Türkiye’nin brüt elektrik üretimi 2021 yılında bir önceki yıla göre %8 oranında arttı. TEİAŞ’ın verilerine göre geçen yıl üretilen 331 milyar kilovatsaati bulan elektriğin %32,71’lik kısmı doğalgaz çevrim santrallarından, yüzde 31,43’ü ise kömürlü termik santrallardan sağlandı. Böylece elektrik üretiminde fosil yakıtla (petrol, kömür ve doğalgaz) çalışan santralların payı %64’ün üzerine çıktı. 2020 yılında bu oran %58’di.
Türkiye’nin neredeyse tüm bölgelerini etkisi altına alan kuraklık en çok hidroelektrik santralları etkiledi. 2020’de Türkiye’nin ürettiği elektriğin %25’ini karşılayan hidroelektrik santrallar bu yıl üretimin %17’sine yakınını karşılayabildi.
Kömüre dayanıklı elektrik üretimde ise ithal kömürle çalışan santralların payı düşerken, yerli linyit kömürüyle çalışan santralların üretimi arttı. Buna rağmen kömürlü termik santralların elektrik üretimindeki payı 3 puan gerileyerek %31,4’e geldi.

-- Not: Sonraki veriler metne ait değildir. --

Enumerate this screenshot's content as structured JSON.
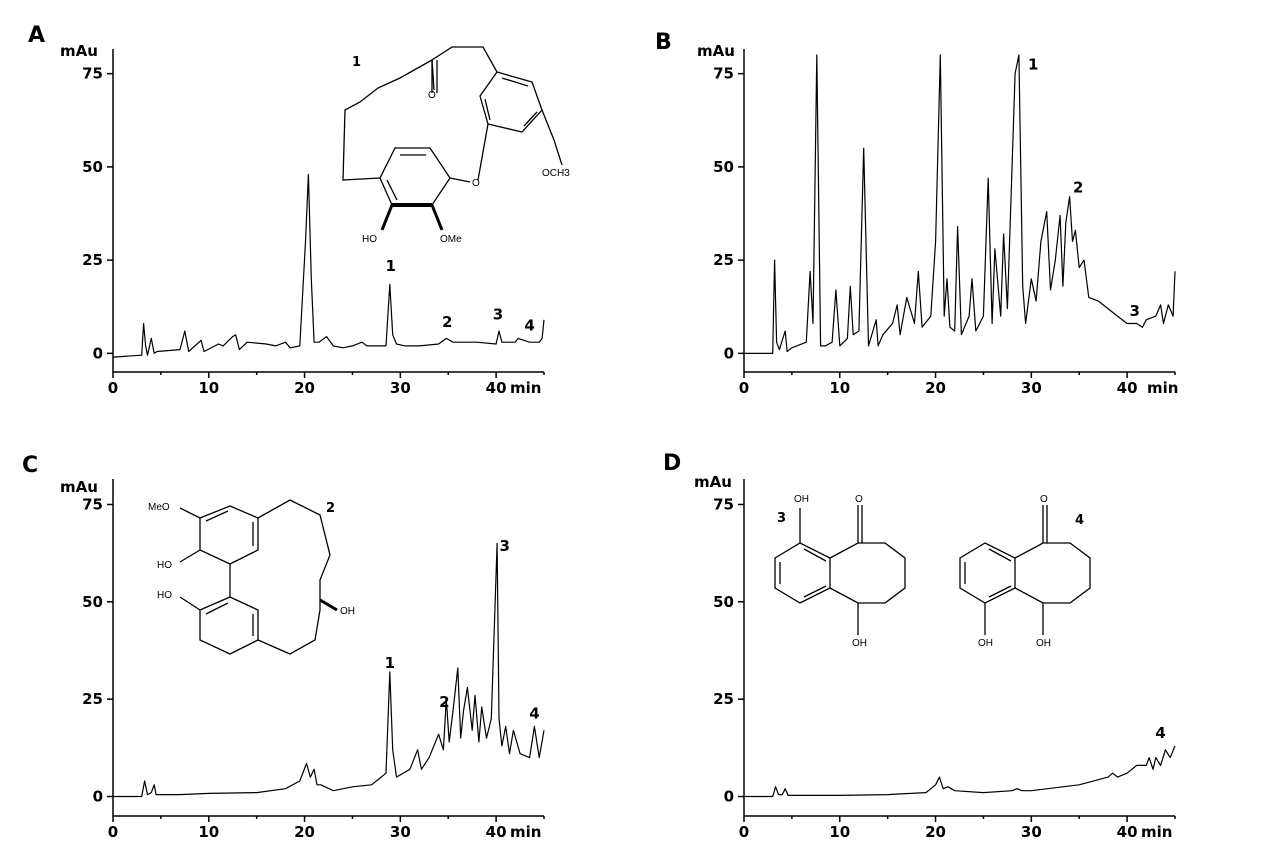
{
  "figure": {
    "panels": [
      {
        "letter": "A",
        "y_unit": "mAu",
        "x_unit": "min"
      },
      {
        "letter": "B",
        "y_unit": "mAu",
        "x_unit": "min"
      },
      {
        "letter": "C",
        "y_unit": "mAu",
        "x_unit": "min"
      },
      {
        "letter": "D",
        "y_unit": "mAu",
        "x_unit": "min"
      }
    ],
    "structures": {
      "compound_1": {
        "number": "1",
        "labels": [
          "O",
          "O",
          "OCH3",
          "HO",
          "OMe"
        ]
      },
      "compound_2": {
        "number": "2",
        "labels": [
          "MeO",
          "HO",
          "HO",
          "OH"
        ]
      },
      "compound_3": {
        "number": "3",
        "labels": [
          "OH",
          "O",
          "OH"
        ]
      },
      "compound_4": {
        "number": "4",
        "labels": [
          "O",
          "OH",
          "OH"
        ]
      }
    }
  },
  "chart_data": [
    {
      "type": "line",
      "panel": "A",
      "xlabel": "min",
      "ylabel": "mAu",
      "xlim": [
        0,
        45
      ],
      "ylim": [
        -5,
        80
      ],
      "xticks": [
        0,
        10,
        20,
        30,
        40
      ],
      "yticks": [
        0,
        25,
        50,
        75
      ],
      "grid": false,
      "series": [
        {
          "x": [
            0,
            3,
            3.2,
            3.4,
            3.6,
            4,
            4.3,
            4.6,
            7,
            7.5,
            7.9,
            9.2,
            9.5,
            9.9,
            11,
            11.5,
            12.5,
            12.8,
            13.2,
            14,
            16,
            17,
            18,
            18.5,
            19.5,
            20.1,
            20.4,
            20.7,
            21,
            21.5,
            22.3,
            23,
            24,
            25,
            26,
            26.5,
            27,
            28.5,
            28.9,
            29.2,
            29.6,
            30.5,
            32,
            34,
            34.8,
            35.5,
            37,
            38,
            40,
            40.3,
            40.6,
            42,
            42.3,
            43.5,
            44.5,
            44.8,
            45
          ],
          "y": [
            -1,
            -0.5,
            8,
            2,
            -0.5,
            4,
            0,
            0.5,
            1,
            6,
            0.5,
            3.5,
            0.5,
            1,
            2.5,
            2,
            4.5,
            5,
            1,
            3,
            2.5,
            2,
            3,
            1.5,
            2,
            30,
            48,
            20,
            3,
            3,
            4.5,
            2,
            1.5,
            2,
            3,
            2,
            2,
            2,
            18.5,
            5,
            2.5,
            2,
            2,
            2.5,
            4,
            3,
            3,
            3,
            2.5,
            6,
            3,
            3,
            4,
            3,
            3,
            4,
            9
          ]
        }
      ],
      "peak_labels": [
        {
          "text": "1",
          "x": 29,
          "y": 21
        },
        {
          "text": "2",
          "x": 34.9,
          "y": 6
        },
        {
          "text": "3",
          "x": 40.2,
          "y": 8
        },
        {
          "text": "4",
          "x": 43.5,
          "y": 5
        }
      ]
    },
    {
      "type": "line",
      "panel": "B",
      "xlabel": "min",
      "ylabel": "mAu",
      "xlim": [
        0,
        45
      ],
      "ylim": [
        -5,
        80
      ],
      "xticks": [
        0,
        10,
        20,
        30,
        40
      ],
      "yticks": [
        0,
        25,
        50,
        75
      ],
      "grid": false,
      "series": [
        {
          "x": [
            0,
            3,
            3.2,
            3.4,
            3.7,
            4.3,
            4.5,
            5,
            6.5,
            6.9,
            7.2,
            7.6,
            8,
            8.5,
            9.2,
            9.6,
            10,
            10.8,
            11.1,
            11.4,
            12,
            12.5,
            13,
            13.8,
            14,
            14.5,
            15.5,
            16,
            16.3,
            17,
            17.8,
            18.2,
            18.6,
            19.5,
            20,
            20.5,
            20.9,
            21.2,
            21.5,
            22,
            22.3,
            22.7,
            23.5,
            23.8,
            24.2,
            25,
            25.5,
            25.9,
            26.2,
            26.8,
            27.1,
            27.5,
            28.3,
            28.7,
            29.1,
            29.4,
            30,
            30.5,
            31,
            31.6,
            32,
            32.5,
            33,
            33.3,
            33.6,
            34,
            34.3,
            34.6,
            35,
            35.5,
            36,
            37,
            38,
            39,
            40,
            41,
            41.6,
            42,
            43,
            43.5,
            43.8,
            44.3,
            44.8,
            45
          ],
          "y": [
            0,
            0,
            25,
            3,
            1,
            6,
            0.5,
            1.5,
            3,
            22,
            8,
            80,
            2,
            2,
            3,
            17,
            2,
            4,
            18,
            5,
            6,
            55,
            2,
            9,
            2,
            5,
            8,
            13,
            5,
            15,
            8,
            22,
            7,
            10,
            30,
            80,
            10,
            20,
            7,
            6,
            34,
            5,
            10,
            20,
            6,
            10,
            47,
            8,
            28,
            10,
            32,
            12,
            75,
            80,
            18,
            8,
            20,
            14,
            30,
            38,
            17,
            25,
            37,
            18,
            35,
            42,
            30,
            33,
            23,
            25,
            15,
            14,
            12,
            10,
            8,
            8,
            7,
            9,
            10,
            13,
            8,
            13,
            10,
            22
          ]
        }
      ],
      "peak_labels": [
        {
          "text": "1",
          "x": 30.2,
          "y": 75
        },
        {
          "text": "2",
          "x": 34.9,
          "y": 42
        },
        {
          "text": "3",
          "x": 40.8,
          "y": 9
        }
      ]
    },
    {
      "type": "line",
      "panel": "C",
      "xlabel": "min",
      "ylabel": "mAu",
      "xlim": [
        0,
        45
      ],
      "ylim": [
        -5,
        80
      ],
      "xticks": [
        0,
        10,
        20,
        30,
        40
      ],
      "yticks": [
        0,
        25,
        50,
        75
      ],
      "grid": false,
      "series": [
        {
          "x": [
            0,
            3,
            3.3,
            3.6,
            4,
            4.3,
            4.5,
            7,
            10,
            15,
            18,
            19.5,
            20.2,
            20.6,
            21,
            21.3,
            21.7,
            23,
            25,
            27,
            28.5,
            28.9,
            29.2,
            29.6,
            31,
            31.8,
            32.2,
            33,
            34,
            34.5,
            34.8,
            35.1,
            35.5,
            36,
            36.3,
            36.6,
            37,
            37.5,
            37.8,
            38.2,
            38.5,
            39,
            39.5,
            40.1,
            40.3,
            40.6,
            41,
            41.4,
            41.8,
            42.5,
            43.5,
            44,
            44.5,
            45
          ],
          "y": [
            0,
            0,
            4,
            0.5,
            1,
            3,
            0.5,
            0.5,
            0.8,
            1,
            2,
            4,
            8.5,
            5,
            7,
            3,
            3,
            1.5,
            2.5,
            3,
            6,
            32,
            12,
            5,
            7,
            12,
            7,
            10,
            16,
            12,
            25,
            14,
            22,
            33,
            15,
            22,
            28,
            17,
            26,
            14,
            23,
            15,
            20,
            65,
            20,
            13,
            18,
            11,
            17,
            11,
            10,
            18,
            10,
            17
          ]
        }
      ],
      "peak_labels": [
        {
          "text": "1",
          "x": 28.9,
          "y": 32
        },
        {
          "text": "2",
          "x": 34.6,
          "y": 22
        },
        {
          "text": "3",
          "x": 40.9,
          "y": 62
        },
        {
          "text": "4",
          "x": 44,
          "y": 19
        }
      ]
    },
    {
      "type": "line",
      "panel": "D",
      "xlabel": "min",
      "ylabel": "mAu",
      "xlim": [
        0,
        45
      ],
      "ylim": [
        -5,
        80
      ],
      "xticks": [
        0,
        10,
        20,
        30,
        40
      ],
      "yticks": [
        0,
        25,
        50,
        75
      ],
      "grid": false,
      "series": [
        {
          "x": [
            0,
            3,
            3.3,
            3.6,
            4,
            4.3,
            4.6,
            10,
            15,
            19,
            20,
            20.4,
            20.8,
            21.3,
            22,
            25,
            28,
            28.5,
            29,
            30,
            35,
            38,
            38.5,
            39,
            40,
            41,
            42,
            42.3,
            42.7,
            43,
            43.5,
            44,
            44.5,
            45
          ],
          "y": [
            0,
            0,
            2.5,
            0.5,
            0.5,
            2,
            0.3,
            0.3,
            0.5,
            1,
            3,
            5,
            2,
            2.5,
            1.5,
            1,
            1.5,
            2,
            1.5,
            1.5,
            3,
            5,
            6,
            5,
            6,
            8,
            8,
            10,
            7,
            10,
            8,
            12,
            10,
            13
          ]
        }
      ],
      "peak_labels": [
        {
          "text": "4",
          "x": 43.5,
          "y": 14
        }
      ]
    }
  ]
}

Güneş ve Rüzgarın Payı Arttı
Güneş, rüzgar ve jeotermal enerji kaynaklı elektrik üretimi ise bir yıl öncesine göre yaklaşık 10 milyar kilovatsaat artarak toplam üretimde %16,6’lık paya ulaştı. Hidroelektrik dahil yenilenebilir enerji kaynaklarının elektrik üretimindeki payı ise 2020’deki %40 seviyesinden %33’e geriledi.
2021 yılı verilerini değerlendiren Ekosfer Derneği Yönetim Kurulu Üyesi Özgür Gürbüz, Türkiye’nin güneş ve rüzgardan ürettiği elektrik miktarının artmasının olumlu olduğunu ancak “net sıfır emisyon” gibi iddialı hedeflere ulaşmak için başta kömür olmak üzere fosil yakıtların elektrik üretiminden büyük ölçüde çıkarılması gerektiğini söyledi. Gürbüz, “İthal kömürdeki gerilemede artan kömür fiyatlarının etkisi olduğu tahmin ediliyor. Doğalgazdaki artış ise endişe verici. Türkiye’nin rüzgar ve güneş potansiyeli çok yüksek ancak yenilenebilir enerji kaynakları birbirlerini destekleyecek şekilde sisteme entegre edilmeli. %100 yenilenebilir enerjiyle ihtiyacın karşılanması için günlük politikalara değil uzun vadeli plan ve hedeflere ihtiyacımız var” dedi.